Question #86fb5

1 Answer
Jan 17, 2018

#x = 2/3#

Explanation:

The formatting is kind of unclear, but I'm assuming the equation is:
#1/2 - 3/(x+3) = 5/(2(x+3)) - 1#

First, we will add one to both sides to simplify it:
#1 + 1/2 - 3/(x+3) = 5/(2(x+3))#.
Notice that #1 + 1/2 = 3/2# and that we can add #3/(x+3)# to both sides:
#3/2 = 5/(2(x+3)) + 3/(x+3)#.

Focusing on the side with the variable #x#, we can cross-multiply in order to get one common denominator and therefore, we can add the numerators:
#[5/(2(x+3)) * (x+3)/(x+3)] + [3/(x+3) * (2(x+3))/(2(x+3))]#
Proceeding with the multiplication, i.e. distributing everything, we will get:
#(5(x+3))/(2(x+3)^2) + (6(x+3))/(2(x+3)^2)#.

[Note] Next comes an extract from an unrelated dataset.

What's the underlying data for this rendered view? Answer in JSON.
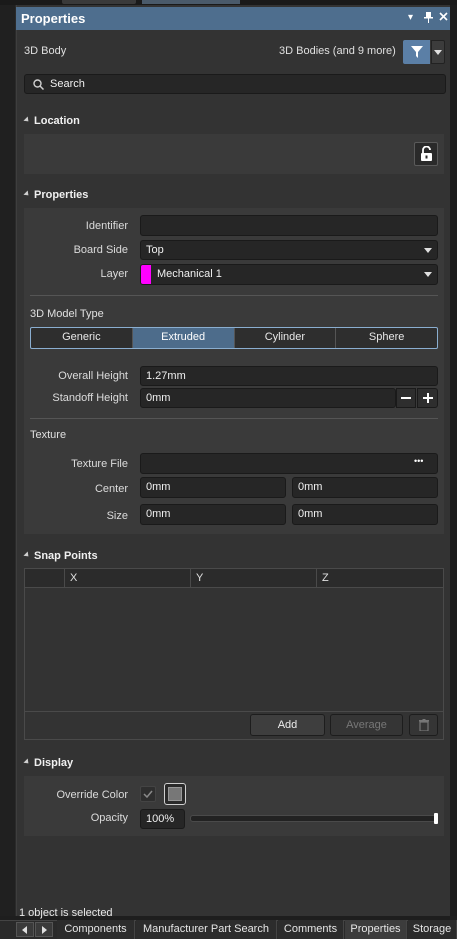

Notice that both the numerator and denominator share a #(x+3)# so we can simply cancel them out and get:
#3/2 = (5+6)/(2(x+3))#.

If we proceed via multiplying both sides by two, to get rid of the twos in the denominators, we will get #3 = 11/(x+3)#.

Then we multiply both sides by #(x+3)# so we can have our unknown in the numerator: #3(x+3) = 11# which is equivalent to #3x + 9 = 11#.

Proceed with simple algebra, and we will get that #x = 2/3#.

Checking this, we can see it is the answer.